# Strymon Blue Sky Reverb



## 4345567 (Jun 26, 2008)

__________


----------



## Macki (Jun 14, 2010)

I really like Strymon stuff. I have my sights set on the Lex. 

Did you have your pedal shipped to Canada? Did you get dinged with any brokerage charges?


----------



## 4345567 (Jun 26, 2008)

__________


----------



## Fader (Mar 10, 2009)

The Blue Sky is an amazing pedal. A little pricey, but worth it IMHO.

Next, I'll be ordering a Lex, when they become available.

I ordered mine direct and had it shipped to a US postal drop. Strymon didn't put any price on the enclosed invoice. So, I guess you could tell the Customs dude it cost $29.95. Of course, I would never do that. Customs didn't know what the hell it was anyway. Not too many people importing reverberators. They asked me if it was for time travel, like a flux capacitor.

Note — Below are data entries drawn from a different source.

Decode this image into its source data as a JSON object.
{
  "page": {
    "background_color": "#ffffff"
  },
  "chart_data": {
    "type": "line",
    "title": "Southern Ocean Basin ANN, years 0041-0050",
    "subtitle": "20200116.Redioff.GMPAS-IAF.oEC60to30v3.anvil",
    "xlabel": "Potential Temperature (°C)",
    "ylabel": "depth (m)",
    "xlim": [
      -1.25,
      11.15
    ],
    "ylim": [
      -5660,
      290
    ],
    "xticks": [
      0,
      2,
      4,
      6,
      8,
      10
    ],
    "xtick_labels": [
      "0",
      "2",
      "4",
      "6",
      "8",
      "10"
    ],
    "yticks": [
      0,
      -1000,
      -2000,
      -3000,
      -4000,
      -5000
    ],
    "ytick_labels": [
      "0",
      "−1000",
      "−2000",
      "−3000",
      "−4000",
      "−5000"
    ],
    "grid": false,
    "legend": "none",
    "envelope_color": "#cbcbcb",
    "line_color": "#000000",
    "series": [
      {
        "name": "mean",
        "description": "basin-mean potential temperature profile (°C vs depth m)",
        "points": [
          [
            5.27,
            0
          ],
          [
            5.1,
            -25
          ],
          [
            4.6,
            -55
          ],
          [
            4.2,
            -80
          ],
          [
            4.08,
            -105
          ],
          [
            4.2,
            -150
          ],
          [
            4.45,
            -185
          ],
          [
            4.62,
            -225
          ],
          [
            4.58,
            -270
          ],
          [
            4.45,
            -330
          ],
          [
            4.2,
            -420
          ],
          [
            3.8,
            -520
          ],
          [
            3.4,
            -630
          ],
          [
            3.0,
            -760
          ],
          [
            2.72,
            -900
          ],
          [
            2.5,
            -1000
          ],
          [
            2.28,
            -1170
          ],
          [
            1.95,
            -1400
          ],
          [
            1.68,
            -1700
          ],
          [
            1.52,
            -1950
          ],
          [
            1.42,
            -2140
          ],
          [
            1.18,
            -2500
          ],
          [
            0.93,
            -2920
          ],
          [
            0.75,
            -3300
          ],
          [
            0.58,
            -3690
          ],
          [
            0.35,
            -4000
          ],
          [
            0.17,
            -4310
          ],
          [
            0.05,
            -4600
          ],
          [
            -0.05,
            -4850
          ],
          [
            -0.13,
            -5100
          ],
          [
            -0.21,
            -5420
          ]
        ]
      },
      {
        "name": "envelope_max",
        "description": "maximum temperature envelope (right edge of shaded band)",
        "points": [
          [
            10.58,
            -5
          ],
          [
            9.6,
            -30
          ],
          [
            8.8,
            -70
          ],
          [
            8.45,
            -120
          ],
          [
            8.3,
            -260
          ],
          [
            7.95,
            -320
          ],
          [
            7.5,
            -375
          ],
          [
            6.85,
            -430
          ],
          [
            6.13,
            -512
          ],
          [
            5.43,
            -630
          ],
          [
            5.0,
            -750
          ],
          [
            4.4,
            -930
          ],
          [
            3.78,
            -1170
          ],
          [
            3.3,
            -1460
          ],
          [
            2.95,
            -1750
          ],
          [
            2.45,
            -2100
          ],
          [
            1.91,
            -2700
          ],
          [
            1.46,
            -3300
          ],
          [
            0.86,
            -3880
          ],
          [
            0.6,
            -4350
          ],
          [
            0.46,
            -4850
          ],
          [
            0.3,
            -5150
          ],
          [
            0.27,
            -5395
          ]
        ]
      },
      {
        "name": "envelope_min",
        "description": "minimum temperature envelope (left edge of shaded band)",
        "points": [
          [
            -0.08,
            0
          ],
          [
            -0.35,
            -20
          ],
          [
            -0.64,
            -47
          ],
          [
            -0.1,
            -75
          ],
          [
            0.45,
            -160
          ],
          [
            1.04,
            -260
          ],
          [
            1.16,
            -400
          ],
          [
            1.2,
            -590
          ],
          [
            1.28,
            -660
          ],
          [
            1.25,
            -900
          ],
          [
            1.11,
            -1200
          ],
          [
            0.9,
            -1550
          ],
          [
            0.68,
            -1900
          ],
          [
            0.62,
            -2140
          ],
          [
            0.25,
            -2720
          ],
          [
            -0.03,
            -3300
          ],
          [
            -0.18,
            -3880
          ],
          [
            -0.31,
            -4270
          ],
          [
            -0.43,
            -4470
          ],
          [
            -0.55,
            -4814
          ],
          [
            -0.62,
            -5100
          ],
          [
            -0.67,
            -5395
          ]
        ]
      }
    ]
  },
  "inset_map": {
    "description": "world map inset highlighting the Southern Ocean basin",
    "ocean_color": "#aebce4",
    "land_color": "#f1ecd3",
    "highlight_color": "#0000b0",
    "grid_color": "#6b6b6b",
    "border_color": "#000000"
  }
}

I said it was for time travel, but only for going back in time, you can't go forward with this baby.


----------



## david henman (Feb 3, 2006)

...saving up for a timeline.

i even passed on an eventide pitchfactor that was going for $400 on craigslist, so that i can afford the timeline.


----------



## zurn (Oct 21, 2009)

I just ordered a El Capistan and I recevied the tracking number 3 mins later, now thats service!


----------



## seanmj (May 9, 2009)

Holding out for the timeline myself. Seems to cover most of what the El Cap can do... but with a heck of a lot more.

Sean Meredith-Jones
Welcome to SeanMeredithJones.com


----------



## zontar (Oct 25, 2007)

Hey, as I've said before--I love the Brigadier delay I won on this site--and if I had the cash I would check out more of their pedals--the demos I've seen look great--especially ones done by others, not them.


----------



## zurn (Oct 21, 2009)

seanmj said:


> Holding out for the timeline myself. Seems to cover most of what the El Cap can do... but with a heck of a lot more.
> 
> Sean Meredith-Jones
> Welcome to SeanMeredithJones.com


It does look very cool but the large footprint turned me off.


----------



## hollowbody (Jan 15, 2008)

I'd like a Cap and a Blue Sky myself! Strymon seems like they're making some really high-quality stuff and it's always good to see one manufacturer offering great pedals across the board.


----------